On the twenty-eighth of August, 1698, about eight o’clock in the morning, there was seen at Sudbury, in Suffolk, England, the appearance of three suns, which were then extremely brilliant. Beneath a dark, watery cloud, in the east, nearly at its center, the true sun shone with such strong beams, that the spectators could not look at it; and on each side were the reflections. Much of the firmament was elsewhere of an azure color. The circles were not colored like the rainbow, but white; and there was also, at the same time, higher in the firmament, and toward the south, at a considerable distance from the other phenomena, the form of a half-moon, but apparently of double the size, with the horns turned upward. This appearance was, within, of a fiery red color, imitating that of the rainbow. These phenomena faded gradually, after having continued about two hours.

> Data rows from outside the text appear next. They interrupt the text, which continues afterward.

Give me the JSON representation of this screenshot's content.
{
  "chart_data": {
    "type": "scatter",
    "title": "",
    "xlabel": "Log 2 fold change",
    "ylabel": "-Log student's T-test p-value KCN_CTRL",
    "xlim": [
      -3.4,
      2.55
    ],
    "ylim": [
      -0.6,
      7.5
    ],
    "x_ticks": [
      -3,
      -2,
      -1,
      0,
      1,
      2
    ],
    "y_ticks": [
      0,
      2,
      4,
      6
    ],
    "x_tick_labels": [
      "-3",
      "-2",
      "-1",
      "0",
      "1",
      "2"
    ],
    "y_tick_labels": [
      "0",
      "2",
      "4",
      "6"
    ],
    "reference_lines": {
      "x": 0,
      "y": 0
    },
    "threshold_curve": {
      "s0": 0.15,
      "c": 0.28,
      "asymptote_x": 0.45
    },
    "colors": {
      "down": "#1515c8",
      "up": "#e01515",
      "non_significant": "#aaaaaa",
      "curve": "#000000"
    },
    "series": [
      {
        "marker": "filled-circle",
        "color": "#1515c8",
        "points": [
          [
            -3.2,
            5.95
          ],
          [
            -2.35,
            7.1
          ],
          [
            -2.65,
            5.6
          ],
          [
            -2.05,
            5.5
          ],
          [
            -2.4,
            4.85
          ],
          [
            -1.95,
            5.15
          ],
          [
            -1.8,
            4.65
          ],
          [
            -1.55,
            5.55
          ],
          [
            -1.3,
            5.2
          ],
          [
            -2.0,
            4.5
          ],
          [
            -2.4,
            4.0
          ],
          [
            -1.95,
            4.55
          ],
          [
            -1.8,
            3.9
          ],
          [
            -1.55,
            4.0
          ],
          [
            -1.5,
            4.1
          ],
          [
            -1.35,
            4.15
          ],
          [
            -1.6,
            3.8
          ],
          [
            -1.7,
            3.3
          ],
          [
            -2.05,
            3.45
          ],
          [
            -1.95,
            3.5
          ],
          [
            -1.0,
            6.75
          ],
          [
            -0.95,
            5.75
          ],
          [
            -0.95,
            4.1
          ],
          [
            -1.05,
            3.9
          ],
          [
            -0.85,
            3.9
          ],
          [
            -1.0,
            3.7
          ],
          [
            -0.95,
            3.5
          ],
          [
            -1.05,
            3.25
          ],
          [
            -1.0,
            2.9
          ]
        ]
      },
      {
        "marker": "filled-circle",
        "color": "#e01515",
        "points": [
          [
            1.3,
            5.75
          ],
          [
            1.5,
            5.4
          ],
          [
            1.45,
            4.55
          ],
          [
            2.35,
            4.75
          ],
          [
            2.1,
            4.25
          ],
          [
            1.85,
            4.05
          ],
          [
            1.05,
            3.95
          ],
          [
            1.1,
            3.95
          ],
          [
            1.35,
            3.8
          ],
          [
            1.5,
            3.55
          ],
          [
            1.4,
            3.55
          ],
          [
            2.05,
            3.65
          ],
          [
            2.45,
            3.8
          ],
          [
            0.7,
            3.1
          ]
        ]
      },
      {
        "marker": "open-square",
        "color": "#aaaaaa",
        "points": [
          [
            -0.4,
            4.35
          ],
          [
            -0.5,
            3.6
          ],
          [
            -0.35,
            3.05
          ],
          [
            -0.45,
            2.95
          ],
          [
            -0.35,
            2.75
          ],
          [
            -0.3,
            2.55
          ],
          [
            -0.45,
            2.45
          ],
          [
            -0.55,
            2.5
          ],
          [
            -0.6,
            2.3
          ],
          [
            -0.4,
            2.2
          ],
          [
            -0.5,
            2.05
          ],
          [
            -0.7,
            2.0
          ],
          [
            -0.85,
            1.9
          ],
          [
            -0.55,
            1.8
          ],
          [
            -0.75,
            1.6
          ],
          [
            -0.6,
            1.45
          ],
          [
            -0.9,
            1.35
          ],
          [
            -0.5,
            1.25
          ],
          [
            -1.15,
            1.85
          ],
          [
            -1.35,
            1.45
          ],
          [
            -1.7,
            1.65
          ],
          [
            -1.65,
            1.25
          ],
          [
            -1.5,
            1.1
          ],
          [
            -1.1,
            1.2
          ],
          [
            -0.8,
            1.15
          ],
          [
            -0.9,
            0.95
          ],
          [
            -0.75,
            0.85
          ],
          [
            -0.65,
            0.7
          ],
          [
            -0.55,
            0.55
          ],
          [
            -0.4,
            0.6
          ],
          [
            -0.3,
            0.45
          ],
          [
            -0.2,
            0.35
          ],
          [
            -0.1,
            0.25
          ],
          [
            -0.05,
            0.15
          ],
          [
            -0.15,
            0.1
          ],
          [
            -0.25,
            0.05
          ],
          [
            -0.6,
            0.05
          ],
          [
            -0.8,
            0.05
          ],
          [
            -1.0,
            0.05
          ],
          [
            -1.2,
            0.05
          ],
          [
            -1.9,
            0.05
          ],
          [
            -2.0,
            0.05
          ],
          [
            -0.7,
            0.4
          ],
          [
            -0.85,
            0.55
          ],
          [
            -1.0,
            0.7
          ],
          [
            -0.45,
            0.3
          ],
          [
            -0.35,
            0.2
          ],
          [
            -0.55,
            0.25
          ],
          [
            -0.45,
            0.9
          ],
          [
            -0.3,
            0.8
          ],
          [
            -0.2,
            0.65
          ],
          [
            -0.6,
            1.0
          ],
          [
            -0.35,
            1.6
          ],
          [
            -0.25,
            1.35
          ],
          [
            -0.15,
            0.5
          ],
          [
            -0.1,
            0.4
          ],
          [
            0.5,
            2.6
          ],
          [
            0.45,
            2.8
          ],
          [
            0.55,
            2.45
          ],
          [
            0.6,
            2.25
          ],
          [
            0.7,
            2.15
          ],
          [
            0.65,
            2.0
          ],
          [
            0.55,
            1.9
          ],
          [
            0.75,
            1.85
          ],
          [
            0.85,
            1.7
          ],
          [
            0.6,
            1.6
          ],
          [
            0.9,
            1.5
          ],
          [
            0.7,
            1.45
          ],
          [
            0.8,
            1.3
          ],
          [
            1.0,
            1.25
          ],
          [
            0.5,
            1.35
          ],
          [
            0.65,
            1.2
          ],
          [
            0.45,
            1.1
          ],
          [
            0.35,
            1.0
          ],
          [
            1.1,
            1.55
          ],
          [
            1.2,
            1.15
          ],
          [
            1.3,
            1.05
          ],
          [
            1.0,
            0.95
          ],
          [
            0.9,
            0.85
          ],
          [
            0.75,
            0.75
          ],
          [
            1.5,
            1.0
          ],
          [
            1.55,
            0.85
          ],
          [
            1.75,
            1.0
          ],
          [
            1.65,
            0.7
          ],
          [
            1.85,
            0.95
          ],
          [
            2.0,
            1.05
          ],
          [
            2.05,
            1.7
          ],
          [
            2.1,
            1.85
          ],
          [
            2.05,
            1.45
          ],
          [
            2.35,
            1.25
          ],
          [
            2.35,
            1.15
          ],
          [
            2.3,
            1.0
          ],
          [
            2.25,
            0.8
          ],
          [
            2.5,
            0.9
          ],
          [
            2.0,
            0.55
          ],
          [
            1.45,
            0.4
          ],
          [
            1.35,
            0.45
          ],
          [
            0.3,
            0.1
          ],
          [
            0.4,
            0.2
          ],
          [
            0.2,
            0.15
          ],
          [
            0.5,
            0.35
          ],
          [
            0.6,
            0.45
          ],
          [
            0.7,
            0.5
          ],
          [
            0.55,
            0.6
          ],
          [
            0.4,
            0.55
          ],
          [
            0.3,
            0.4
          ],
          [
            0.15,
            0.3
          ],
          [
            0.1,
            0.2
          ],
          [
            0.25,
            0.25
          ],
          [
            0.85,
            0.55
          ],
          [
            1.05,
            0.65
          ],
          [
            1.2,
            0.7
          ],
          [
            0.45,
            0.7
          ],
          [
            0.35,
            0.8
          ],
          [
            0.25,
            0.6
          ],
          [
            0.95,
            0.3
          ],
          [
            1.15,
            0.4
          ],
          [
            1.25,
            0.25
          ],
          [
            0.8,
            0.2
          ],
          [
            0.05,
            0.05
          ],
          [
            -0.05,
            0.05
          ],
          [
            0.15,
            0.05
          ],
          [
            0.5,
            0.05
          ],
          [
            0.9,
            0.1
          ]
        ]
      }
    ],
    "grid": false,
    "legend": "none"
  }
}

Two mock suns, an arc of a rainbow inverted, and a halo, were seen at Lyndon, in the county of Rutland, on the twenty-second of October, 1621, at eleven in the morning. There had been an aurora borealis the preceding night, with the wind at west-south-west. The two parhelia, or mock suns, were bright and distinct, and in the usual places, namely, in the two intersections of a strong and large portion of a halo, with an imaginary circle parallel to the horizon, passing through the true sun. Each parhelion had its tail of a white color, and in direct opposition to the true sun; that toward the east being some twenty or twenty-five degrees long, and that toward the west from ten to twelve degrees, both narrowest at the remote ends. The mock suns were evidently red toward the sun, but pale or whitish at the opposite sides, as was the halo also. Still higher in the heavens, was an arc of a curiously inverted rainbow, about the middle of the distance between the top of the halo and the vertex. This arc was as distinct in its colors as the common rainbow, and of the same breadth. The red color was on the convex, and the blue on the concave of the arc, which seemed to be about ninety degrees in length, its center being in or near the vertex. On the top of the halo was a kind of inverted bright arc. This phenomenon was seen on the following day, and, again, on the twenty-sixth. On the eleventh of the preceding month, September, a very splendid and remarkable aurora borealis, presenting truly unaccountable motions and removals, was witnessed in Rutlandshire, in Northamptonshire, and at Bath.

LUNAR RAINBOW.

This very rare phenomenon was witnessed at Glapwell Hall, in Derbyshire, England, on the twenty-fifth of December, 1710, about eight in the evening, with a remarkable and very unusual display of colors. The moon had passed her full about twenty-four hours, and the evening had been rainy; but the clouds were dispersed, and the moon then shone quite clear. This iris lunaris had all the colors of the solar iris, exceedingly beautiful and distinct, only faint in comparison with those which are seen in the day; as must necessarily have been the case, both from the different beams by which it was occasioned, and the disposition of the medium. What most surprised the observer was the largeness of the arc, which was not so much less than that of the sun, as the different dimensions of their bodies, and their respective distances from the earth, seemed to require; but the entireness and beauty of its colors furnished a charming spectacle.